# Learning Rate in Gradient Descent and Second Derivatives: 4

## Generalize to Multiple Dimensions

In the previous post we showed that the inverse of the second derivative is an approximation to the ideal learning rate for finding the minimum of almost any function in 1 dimension using Gradient Descent. In this post we generalize this result to multiple dimensions, and show how to get from a gradient co-vector to a vector step via the mysterious and missing tensor of type (0,2).

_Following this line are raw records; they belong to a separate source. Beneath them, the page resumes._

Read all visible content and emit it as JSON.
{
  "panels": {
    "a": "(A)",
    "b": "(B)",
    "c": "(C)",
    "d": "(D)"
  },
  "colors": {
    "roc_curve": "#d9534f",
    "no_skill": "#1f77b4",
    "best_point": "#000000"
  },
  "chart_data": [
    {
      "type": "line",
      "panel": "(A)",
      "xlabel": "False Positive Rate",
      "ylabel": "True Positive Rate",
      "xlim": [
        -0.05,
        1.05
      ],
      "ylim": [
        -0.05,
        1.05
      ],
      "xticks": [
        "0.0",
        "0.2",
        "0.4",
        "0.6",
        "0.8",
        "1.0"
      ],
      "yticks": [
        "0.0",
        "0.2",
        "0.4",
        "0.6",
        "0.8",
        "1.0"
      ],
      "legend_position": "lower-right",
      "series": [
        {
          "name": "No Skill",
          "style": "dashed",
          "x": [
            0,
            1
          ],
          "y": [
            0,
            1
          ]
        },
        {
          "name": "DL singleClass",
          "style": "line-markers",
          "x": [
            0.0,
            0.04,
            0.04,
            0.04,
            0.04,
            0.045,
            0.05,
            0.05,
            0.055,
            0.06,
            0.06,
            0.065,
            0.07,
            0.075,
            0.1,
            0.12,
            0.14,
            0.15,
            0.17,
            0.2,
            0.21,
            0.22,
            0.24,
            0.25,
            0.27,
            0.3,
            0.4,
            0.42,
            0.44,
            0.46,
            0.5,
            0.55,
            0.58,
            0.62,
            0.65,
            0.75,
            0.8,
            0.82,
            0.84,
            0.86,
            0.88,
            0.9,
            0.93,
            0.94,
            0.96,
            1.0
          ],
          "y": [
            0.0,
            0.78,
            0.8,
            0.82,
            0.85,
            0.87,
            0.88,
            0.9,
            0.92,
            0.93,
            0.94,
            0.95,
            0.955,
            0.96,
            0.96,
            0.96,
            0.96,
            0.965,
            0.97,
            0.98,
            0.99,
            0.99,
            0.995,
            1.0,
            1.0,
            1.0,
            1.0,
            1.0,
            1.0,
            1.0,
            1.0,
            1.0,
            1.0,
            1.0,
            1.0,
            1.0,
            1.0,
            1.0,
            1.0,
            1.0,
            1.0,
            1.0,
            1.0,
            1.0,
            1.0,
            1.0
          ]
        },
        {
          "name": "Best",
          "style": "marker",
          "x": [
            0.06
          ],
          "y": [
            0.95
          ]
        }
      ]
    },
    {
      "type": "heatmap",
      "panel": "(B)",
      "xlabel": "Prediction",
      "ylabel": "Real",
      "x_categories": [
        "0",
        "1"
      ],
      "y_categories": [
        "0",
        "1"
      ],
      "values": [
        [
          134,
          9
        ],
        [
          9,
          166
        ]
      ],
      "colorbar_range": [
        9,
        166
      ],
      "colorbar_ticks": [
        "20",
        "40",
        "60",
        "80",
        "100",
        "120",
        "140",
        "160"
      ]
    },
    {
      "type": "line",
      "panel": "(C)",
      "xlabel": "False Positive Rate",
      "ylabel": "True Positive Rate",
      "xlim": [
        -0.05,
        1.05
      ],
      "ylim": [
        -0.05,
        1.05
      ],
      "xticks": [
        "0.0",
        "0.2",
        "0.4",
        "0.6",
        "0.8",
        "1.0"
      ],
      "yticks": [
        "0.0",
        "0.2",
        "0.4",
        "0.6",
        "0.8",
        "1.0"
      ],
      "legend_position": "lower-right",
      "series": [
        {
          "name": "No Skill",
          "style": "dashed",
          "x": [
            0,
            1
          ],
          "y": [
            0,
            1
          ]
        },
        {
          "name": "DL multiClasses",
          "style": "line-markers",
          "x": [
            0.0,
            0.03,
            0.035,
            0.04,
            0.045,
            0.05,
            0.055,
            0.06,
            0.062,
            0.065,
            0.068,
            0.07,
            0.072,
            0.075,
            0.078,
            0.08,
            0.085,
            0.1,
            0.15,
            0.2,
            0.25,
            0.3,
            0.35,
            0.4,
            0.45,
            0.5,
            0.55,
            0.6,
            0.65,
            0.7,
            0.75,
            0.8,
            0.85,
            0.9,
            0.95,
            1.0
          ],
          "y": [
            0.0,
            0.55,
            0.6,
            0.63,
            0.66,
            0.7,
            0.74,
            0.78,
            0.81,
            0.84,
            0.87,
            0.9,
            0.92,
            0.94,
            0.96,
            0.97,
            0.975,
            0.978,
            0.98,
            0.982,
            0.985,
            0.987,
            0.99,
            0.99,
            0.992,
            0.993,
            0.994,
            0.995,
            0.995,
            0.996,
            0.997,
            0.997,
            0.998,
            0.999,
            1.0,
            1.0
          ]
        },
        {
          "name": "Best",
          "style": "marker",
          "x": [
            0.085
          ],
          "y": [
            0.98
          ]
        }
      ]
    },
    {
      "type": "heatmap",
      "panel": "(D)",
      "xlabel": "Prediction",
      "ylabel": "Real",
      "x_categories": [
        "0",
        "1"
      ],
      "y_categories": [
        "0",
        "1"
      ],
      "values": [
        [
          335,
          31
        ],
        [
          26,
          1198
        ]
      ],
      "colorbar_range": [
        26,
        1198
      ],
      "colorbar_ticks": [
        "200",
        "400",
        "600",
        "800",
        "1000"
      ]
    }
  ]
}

We have multiple weights we are trying to use to minimize some Loss function. So the weight space is multiple dimensional and a point is given by the vector **x **or x^a. The Loss function y(**x**) can be expanded in Taylor series:

y(**x**) ~= y(**x**0) + δ**x d**y(**x**0) + δ**x **δ**x dd**y(**x**0) / 2 + …

where **d**y = (∂y/∂x^i) **d** x^i, the gradient, is a co-vector, and δ**x **is the increment change in the weights. In terms of components or indices:

y(**x**) ~= y(**x**0) + δx^i d_i y(**x**0) + δx^i δx^j H_{ij}(**x**0) / 2 + …

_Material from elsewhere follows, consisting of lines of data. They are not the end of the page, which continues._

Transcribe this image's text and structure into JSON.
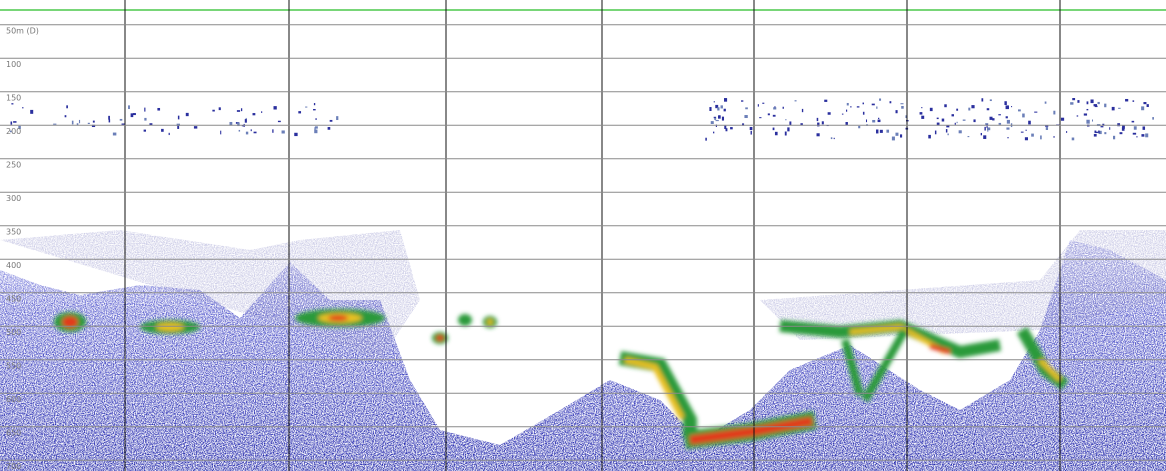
{
  "chart_data": {
    "type": "echogram",
    "ylim": [
      13,
      716
    ],
    "yticks": [
      {
        "value": 50,
        "label": "50m (D)"
      },
      100,
      150,
      200,
      250,
      300,
      350,
      400,
      450,
      500,
      550,
      600,
      650,
      700
    ],
    "grid": true
  }
}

where H_{ij} = (∂/∂x^i) (∂/∂x^j) y

is the Hessian or the matrix of mixed partial derivatives of y.

To find the extremum, we set = 0 the gradient of y(**x**) :

0 = d_i y(**x**) = d_i y(**x**0) + δx^j H_{ij}(**x**0)

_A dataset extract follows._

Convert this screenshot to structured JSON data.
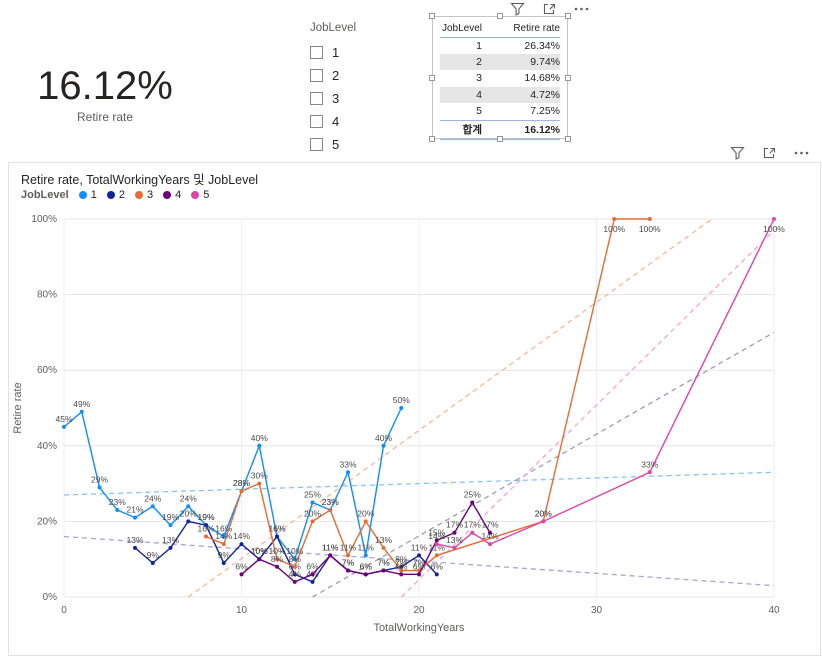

which can be solved for the increment at the point **x**0:

δx^i = H^{ij}(**x**0) d_j y(**x**0)

where H^{ij} with the upper indices is (a (0,2) tensor) the inverse of the Hessian:

H^{ik} H_{kj} = I^i_j

**In words, the ideal increment is the inverse of the Hessian times the gradient.**

**The “learning rate” is actually a tensor.** This is is sometimes approximated by ignoring the difference between vectors and co-vectors and setting the scalar learning rate to the negative D-th root of the determinant of the Hessian.

Of course it is computationally a pain to calculate the O(D²) Hessian at every step, but one approach might be to do it every few epochs and assume that the same quadratic approximation holds good for that duration.